Dos examined his toothpick and rubbed a finger through a ring of moisture left on the table by his cup. "For us Orphans, life's as narrow as the Orphan Train. Our world's an hour's walk either way." He paused, mouth warping as if to taste the words before releasing them. "I understand. You sing and you're free. Then when you come down, it backspaces to hit you that you're not free, that it's all VR."
Garland kneaded his hands. The hurt settled from throat to gut. "I dunno what to believe anymore. All I want is more space. What can I do?"
Dos spread one hand on the table. "Follow Little Byte's example. Ignore the rumors, accept the limited space."
A snarl rose like bile from Garland's throat and tasted as bitter.
"I know," Dos said. "No one takes us seriously. 'Artist's temperament,' they call it, or in my case, 'intellectual's mood.'"Heglanced at the Landeds. "Tube through to another train."

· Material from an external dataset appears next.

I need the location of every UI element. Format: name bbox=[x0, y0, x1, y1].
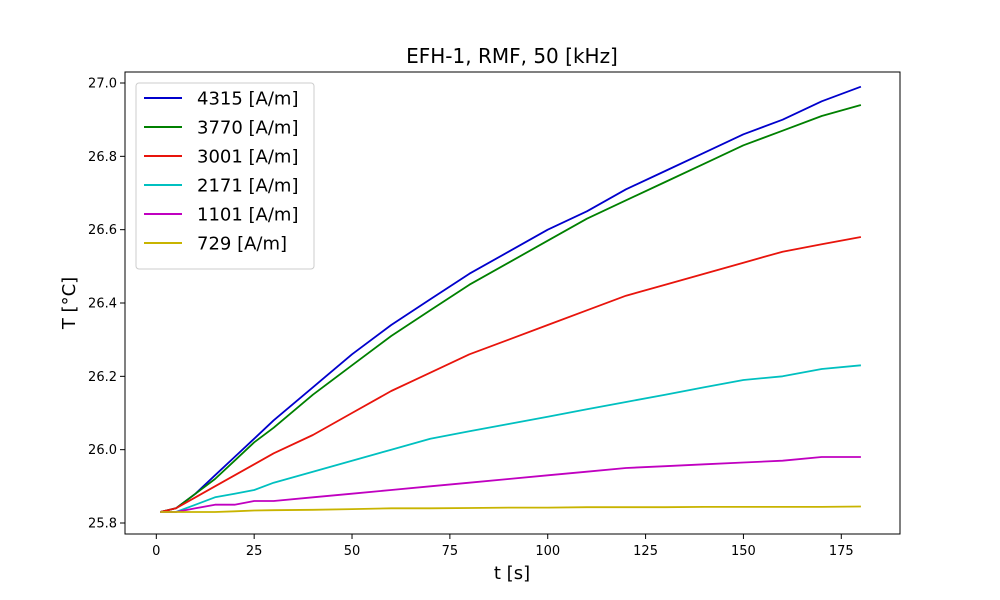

Always, the shuttle took the Orphan to other trains, never to Outside, as it did Landeds. Only Landeds tubed on or off. Orphans could only tube through where no extra space existed.
"Or plan your escape."
Garland's insides spasmed.
Dos rose with a quick grin and dropped the toothpick in his cup. "Or sing more. A lot more."
He threaded off among the tables, nodded at the Landeds, and slipped past them.
The two visitors held food trays. Aquick lookabout the room showed Garland's table had empty chairs. He stiffened. They clomped his way. They would take his table. He must be courteous. If he wasn't, Mentor would deliver a mild shock from the wrist comp and expect him to apologize to the visitors. If he didn't, he'd receive a stronger shock.
He almost overturned his chair in his haste to leave. Short of running, he strode down the avenue, dodging past others. His wrist comp tingled for him to read its message. Mentor would tell him to calm down, perhaps suggest a massage, a game of bounce, or a cool shower. He ignored the tingle because he didn't want to be comforted by Mentor, who allowed Orphans their moods, up to a point. The mirrored walls played a holo of a satyr and nymphs cavorting through tall grass beneath oak trees hung with moss. Above, the rain had stopped, and clouds roiled, like Garland's gut. Inside his head he heard, Admin cares.
Did Admin?
Lately his singing turned to screams. What'd happen when he ran out of screams?